As pressure started mounting from (in particular) some of the more commercially oriented Bitcoin businesses to increase the block size limit in order to boost on-chain transaction throughput, he, for example, knew how to articulate why deploying such a contentious backward-incompatible hard fork upgrade posed an existential threat to the project, and why backward-compatible soft fork upgrades were preferable.

Likewise, he outlined the importance for regular users to remain fully validating peers on the network to retain Bitcoin’s decentralized and trustless security properties, and effectively communicated how Bitcoin could still scale through Layer 2 protocols like the Lightning Network.

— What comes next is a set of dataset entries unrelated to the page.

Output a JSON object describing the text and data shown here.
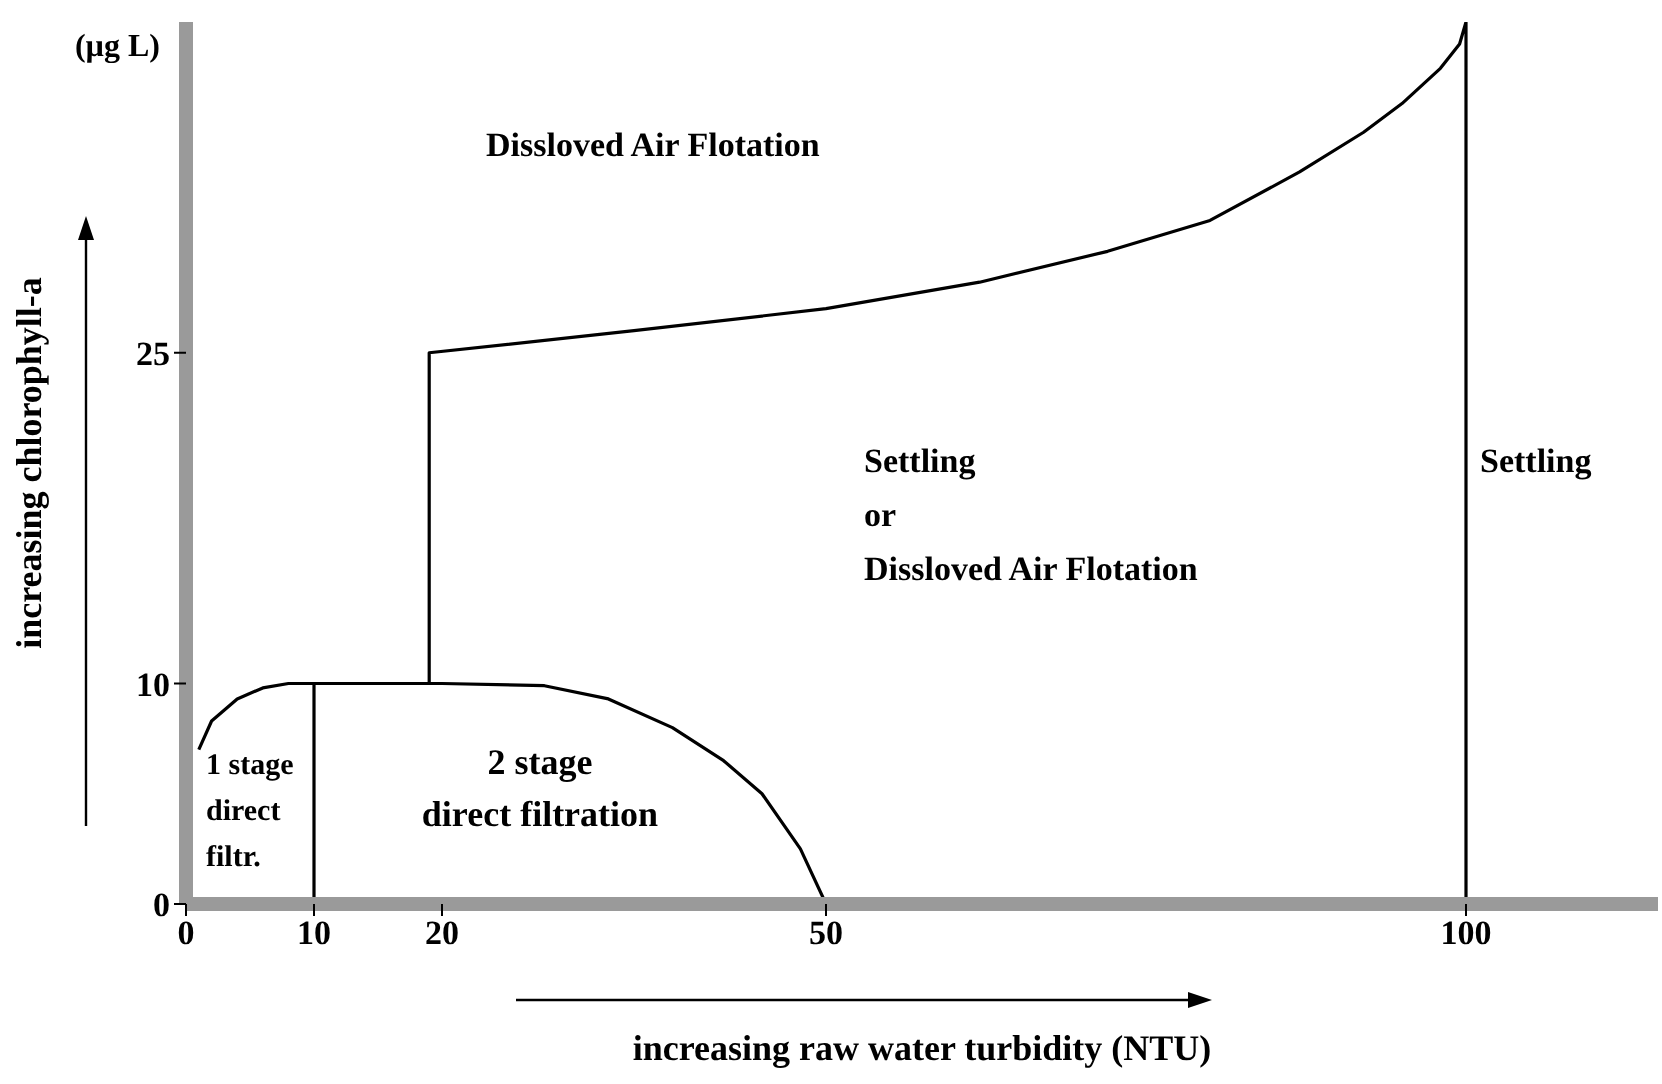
{
  "chart_data": {
    "type": "line",
    "xlabel": "increasing raw water turbidity (NTU)",
    "ylabel": "increasing chlorophyll-a",
    "xlim": [
      0,
      115
    ],
    "ylim": [
      0,
      40
    ],
    "xticks": [
      0,
      10,
      20,
      50,
      100
    ],
    "yticks": [
      0,
      10,
      25
    ],
    "marker": "none",
    "line_style": "solid",
    "series": [
      {
        "color": "#000000",
        "x": [
          1,
          2,
          4,
          6,
          8,
          10,
          20,
          28,
          33,
          38,
          42,
          45,
          48,
          50
        ],
        "values": [
          7,
          8.3,
          9.3,
          9.8,
          10,
          10,
          10,
          9.9,
          9.3,
          8,
          6.5,
          5,
          2.5,
          0
        ]
      },
      {
        "color": "#000000",
        "x": [
          10,
          10
        ],
        "values": [
          0,
          10
        ]
      },
      {
        "color": "#000000",
        "x": [
          19,
          19,
          35,
          50,
          62,
          72,
          80,
          87,
          92,
          95,
          98,
          99.5,
          100,
          100
        ],
        "values": [
          10,
          25,
          26,
          27,
          28.2,
          29.6,
          31,
          33.2,
          35,
          36.3,
          37.9,
          39,
          40,
          0
        ]
      }
    ],
    "annotations": [
      "(µg L)",
      "Dissloved Air Flotation",
      "Settling\nor\nDissloved Air Flotation",
      "Settling",
      "1 stage\ndirect\nfiltr.",
      "2 stage\ndirect filtration"
    ]
  }
}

All in all, during the second halving epoch Maxwell established himself as one of the most — and perhaps the most — influential developers in Bitcoin’s short history.

In 2014, together with several other Bitcoin Core contributors and digital cash pioneers, Maxwell and Wuille co-founded Blockstream, a Canadian blockchain research and development company that supported Bitcoin Core development at a time when few other organizations did. Blockstream has over the years also created the Liquid sidechain and developed the Core Lightning software implementation; maintains the Green wallet; produced the Jade hardware wallet; engaged in Bitcoin mining, and more.


Today, Wuille is an engineer at Bitcoin development company Chaincode Labs in New York City and continues to write Bitcoin code.

Maxwell has largely retired from Bitcoin development, but he has in recent years invested significant time and effort in defending Bitcoin Core developers and other industry players as they were being harassed through frivolous but expensive lawsuits.

Maxwell and Wuille were selected out of a shortlist nominated by the Prize Committee that also included Andreas Antonopoulos, Roya Mahboob, and Ross Ulbricht.